Robot con rostro de chica
Los robots con consciencia humana serán realidad en 30 años

Desde tiempos inmemoriales se ha pensado en la inmortalidad del ser humano y a estas alturas muchas compañías están buscando una forma de ser las primeras en lograr un avance significativo. Una de ellas se llama Humai.

La empresa tecnológica Humai ha declarado que se encuentra trabajando en un proyecto llamado “Atom & Eve”, que permitirá transferir la consciencia humana a un cuerpo artificial después de la muerte.

Usando nanotecnología, biotecnología e inteligencia artificial, la compañía planea que el sistema para transferir la mente de un humano a un robot esté listo en apenas tres décadas, un tiempo muy corto si consideramos que este tipo de trabajo requiere mucha investigación.

En una entrevista con la revista científica australiana Popular Science, Josh Bocanegra, fundador de Humai, dio algunos detalles de este proyecto.

La muerte será sólo una opción

Según asegura el CEO de la compañía, el cerebro del paciente será congelado usando una tecnología criogénica que ya se encuentra lista y funcional, y cuando el cuerpo artificial esté disponible entonces se le transferirá el cerebro.

¿Cómo funcionará todo a partir de aquí?
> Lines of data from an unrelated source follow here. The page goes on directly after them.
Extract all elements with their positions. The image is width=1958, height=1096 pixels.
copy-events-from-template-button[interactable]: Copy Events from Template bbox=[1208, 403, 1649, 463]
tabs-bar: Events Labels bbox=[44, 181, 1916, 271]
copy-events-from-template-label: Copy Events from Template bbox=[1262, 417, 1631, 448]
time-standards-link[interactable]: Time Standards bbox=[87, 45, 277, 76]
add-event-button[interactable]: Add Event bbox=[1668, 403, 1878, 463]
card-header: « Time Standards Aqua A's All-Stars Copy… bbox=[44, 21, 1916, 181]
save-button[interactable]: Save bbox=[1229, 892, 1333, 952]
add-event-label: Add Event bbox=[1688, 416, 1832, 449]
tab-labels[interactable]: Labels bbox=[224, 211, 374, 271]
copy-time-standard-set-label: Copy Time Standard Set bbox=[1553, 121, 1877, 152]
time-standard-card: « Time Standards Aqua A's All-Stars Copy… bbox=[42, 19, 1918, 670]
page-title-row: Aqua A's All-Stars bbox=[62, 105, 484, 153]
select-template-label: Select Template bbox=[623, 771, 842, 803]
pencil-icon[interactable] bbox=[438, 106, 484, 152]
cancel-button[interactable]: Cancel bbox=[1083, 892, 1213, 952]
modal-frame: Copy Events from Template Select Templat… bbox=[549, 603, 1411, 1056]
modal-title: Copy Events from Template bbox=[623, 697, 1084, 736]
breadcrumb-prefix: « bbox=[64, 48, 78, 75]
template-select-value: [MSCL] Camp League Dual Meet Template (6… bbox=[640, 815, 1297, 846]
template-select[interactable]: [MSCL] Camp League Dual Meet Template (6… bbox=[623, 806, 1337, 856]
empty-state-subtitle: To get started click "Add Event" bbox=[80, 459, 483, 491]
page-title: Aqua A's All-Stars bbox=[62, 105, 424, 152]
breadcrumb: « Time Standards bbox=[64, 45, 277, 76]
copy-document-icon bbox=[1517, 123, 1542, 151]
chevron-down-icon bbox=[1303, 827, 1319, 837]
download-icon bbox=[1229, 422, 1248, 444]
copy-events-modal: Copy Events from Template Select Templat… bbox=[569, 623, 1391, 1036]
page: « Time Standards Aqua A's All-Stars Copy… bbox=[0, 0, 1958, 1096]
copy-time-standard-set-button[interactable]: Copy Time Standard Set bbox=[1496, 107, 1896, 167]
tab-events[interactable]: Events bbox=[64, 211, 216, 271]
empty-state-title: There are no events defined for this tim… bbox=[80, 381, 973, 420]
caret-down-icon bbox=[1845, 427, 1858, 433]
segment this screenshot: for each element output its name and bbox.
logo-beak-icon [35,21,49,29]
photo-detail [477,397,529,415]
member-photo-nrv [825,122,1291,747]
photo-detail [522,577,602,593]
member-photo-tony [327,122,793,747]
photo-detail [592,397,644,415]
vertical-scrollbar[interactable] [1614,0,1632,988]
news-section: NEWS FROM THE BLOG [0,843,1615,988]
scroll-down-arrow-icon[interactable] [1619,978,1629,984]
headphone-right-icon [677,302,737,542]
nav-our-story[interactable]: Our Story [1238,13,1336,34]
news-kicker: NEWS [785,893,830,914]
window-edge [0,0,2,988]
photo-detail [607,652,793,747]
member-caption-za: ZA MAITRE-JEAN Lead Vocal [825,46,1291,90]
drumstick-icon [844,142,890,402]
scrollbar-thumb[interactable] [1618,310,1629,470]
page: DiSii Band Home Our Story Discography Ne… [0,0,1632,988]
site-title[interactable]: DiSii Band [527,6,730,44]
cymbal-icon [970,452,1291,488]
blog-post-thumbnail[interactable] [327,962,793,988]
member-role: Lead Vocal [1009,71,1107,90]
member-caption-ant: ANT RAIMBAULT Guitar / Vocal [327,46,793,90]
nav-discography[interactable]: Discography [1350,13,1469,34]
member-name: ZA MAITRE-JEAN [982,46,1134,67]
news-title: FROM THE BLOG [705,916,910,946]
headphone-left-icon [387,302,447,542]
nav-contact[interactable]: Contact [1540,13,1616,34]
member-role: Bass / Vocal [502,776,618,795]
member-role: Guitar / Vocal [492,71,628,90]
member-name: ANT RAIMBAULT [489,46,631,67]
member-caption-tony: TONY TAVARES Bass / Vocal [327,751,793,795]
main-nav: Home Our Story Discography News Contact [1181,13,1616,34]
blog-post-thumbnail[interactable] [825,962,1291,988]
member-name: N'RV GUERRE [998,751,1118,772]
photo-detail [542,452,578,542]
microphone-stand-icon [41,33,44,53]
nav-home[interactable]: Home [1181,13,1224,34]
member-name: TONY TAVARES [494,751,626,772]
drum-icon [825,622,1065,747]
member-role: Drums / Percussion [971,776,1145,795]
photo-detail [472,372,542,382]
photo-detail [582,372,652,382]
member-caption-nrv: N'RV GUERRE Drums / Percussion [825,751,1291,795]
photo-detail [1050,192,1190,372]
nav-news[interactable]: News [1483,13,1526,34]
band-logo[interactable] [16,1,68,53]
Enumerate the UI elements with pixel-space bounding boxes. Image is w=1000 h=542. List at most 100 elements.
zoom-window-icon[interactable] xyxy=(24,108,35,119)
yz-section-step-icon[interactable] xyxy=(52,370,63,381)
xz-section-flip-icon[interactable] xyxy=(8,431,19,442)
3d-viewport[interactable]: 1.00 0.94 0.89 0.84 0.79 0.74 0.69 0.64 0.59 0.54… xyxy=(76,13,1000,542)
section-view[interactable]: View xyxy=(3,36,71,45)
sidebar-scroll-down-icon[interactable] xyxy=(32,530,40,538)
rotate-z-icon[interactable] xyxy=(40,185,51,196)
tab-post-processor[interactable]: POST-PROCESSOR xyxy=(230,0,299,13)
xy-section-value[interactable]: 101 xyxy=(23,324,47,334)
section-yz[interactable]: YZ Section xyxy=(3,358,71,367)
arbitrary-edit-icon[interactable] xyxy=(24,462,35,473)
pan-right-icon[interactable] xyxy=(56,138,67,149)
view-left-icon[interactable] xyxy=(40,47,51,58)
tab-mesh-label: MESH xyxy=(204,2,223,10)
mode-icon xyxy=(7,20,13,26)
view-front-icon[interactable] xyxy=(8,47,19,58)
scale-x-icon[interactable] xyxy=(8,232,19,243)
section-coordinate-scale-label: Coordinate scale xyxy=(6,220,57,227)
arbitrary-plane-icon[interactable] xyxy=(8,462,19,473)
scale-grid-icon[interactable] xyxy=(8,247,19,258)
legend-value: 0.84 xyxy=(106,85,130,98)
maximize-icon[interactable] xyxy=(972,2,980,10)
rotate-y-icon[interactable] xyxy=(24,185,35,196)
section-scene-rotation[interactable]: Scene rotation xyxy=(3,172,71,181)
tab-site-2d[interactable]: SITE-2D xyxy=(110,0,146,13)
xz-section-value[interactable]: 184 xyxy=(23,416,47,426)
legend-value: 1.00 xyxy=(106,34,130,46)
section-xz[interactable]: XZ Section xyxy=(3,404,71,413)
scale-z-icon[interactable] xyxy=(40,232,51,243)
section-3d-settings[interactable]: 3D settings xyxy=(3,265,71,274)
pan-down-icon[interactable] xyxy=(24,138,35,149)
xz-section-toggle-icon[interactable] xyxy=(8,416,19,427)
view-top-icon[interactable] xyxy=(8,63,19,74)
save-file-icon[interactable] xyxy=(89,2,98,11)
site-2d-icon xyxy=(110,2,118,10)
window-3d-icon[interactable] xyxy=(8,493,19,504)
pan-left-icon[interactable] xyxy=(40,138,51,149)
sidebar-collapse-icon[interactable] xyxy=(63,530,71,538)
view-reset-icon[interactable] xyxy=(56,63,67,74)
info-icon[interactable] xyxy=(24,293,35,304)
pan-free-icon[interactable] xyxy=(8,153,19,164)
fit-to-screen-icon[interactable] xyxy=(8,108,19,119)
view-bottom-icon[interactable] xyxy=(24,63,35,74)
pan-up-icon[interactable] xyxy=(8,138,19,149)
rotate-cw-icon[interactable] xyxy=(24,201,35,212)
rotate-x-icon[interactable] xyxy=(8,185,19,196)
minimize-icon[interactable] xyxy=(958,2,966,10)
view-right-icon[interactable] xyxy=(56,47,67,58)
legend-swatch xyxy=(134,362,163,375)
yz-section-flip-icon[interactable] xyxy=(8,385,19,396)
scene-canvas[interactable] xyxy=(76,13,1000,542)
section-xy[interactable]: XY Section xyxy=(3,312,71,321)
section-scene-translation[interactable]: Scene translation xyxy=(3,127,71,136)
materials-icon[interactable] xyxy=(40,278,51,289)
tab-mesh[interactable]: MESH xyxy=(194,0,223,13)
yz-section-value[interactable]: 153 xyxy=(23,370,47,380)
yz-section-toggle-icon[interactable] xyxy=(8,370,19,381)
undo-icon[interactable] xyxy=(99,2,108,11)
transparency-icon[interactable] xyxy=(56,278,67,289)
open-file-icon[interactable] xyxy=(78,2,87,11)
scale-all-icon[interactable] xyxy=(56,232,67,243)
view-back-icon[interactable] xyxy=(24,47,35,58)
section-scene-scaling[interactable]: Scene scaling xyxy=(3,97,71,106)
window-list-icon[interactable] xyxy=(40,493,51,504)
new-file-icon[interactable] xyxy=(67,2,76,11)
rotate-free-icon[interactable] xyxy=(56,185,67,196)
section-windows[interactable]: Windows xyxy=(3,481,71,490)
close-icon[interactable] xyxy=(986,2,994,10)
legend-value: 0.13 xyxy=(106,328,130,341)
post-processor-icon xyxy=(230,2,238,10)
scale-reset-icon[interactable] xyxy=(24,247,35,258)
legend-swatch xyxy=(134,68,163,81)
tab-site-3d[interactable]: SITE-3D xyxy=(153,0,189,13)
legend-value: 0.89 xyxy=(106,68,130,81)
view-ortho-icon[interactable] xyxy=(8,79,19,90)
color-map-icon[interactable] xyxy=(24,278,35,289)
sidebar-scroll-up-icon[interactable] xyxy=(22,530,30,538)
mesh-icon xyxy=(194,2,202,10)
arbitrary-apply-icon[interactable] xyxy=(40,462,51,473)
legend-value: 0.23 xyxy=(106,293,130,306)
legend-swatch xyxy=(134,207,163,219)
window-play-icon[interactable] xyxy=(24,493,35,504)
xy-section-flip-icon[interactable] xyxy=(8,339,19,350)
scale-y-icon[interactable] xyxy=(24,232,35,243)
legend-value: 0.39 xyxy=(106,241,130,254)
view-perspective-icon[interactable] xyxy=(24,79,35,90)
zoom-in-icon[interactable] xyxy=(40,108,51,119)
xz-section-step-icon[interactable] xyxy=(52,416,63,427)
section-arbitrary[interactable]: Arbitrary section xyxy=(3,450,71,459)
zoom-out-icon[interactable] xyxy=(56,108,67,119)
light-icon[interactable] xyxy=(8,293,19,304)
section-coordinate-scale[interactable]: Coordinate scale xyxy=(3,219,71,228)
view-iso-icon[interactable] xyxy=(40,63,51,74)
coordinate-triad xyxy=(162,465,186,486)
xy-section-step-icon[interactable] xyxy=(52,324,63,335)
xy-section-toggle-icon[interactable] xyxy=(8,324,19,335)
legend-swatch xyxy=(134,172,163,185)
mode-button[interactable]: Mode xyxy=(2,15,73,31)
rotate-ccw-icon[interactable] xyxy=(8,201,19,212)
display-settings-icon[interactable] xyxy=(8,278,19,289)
Mientras la inteligencia artificial ayudará a transferir la conciencia y la mente de un humano a un robot, la nanotecnología permitirá que el robot tenga las sensaciones y la actitud corporal que el paciente tenía en su cuerpo anterior. El código interno no sólo enviará sensaciones del cuerpo al cerebro, sino que a la larga también será capaz de hacer que el cerebro se restaure usando sus propias células muertas.

Bocanegra dijo que no ve este avance como una lucha contra la muerte, sino más bien como un modo de convertir la muerte en algo opcional, pues “nadie quiere morir”.

Por supuesto, este tipo de experimentos siempre generan controversia, por un lado está la religión que cree que los humanos no deberían de jugar a ser Dios, y por otro están los científicos que hacen todo lo posible para mejorar la calidad de vida y prolongarla al máximo.

Como en las últimas décadas la ciencia ha avanzado tanto, esta tecnología es realmente factible y creemos que si no el cerebro al menos los recuerdos podrán ser guardados de algún modo para luego ser restaurados en algún tipo de inteligencia artificial.

Probablemente este tipo de intervenciones llegarán a ser de las más caras, teniendo en cuenta que en cierta manera convierten a la persona en inmortal.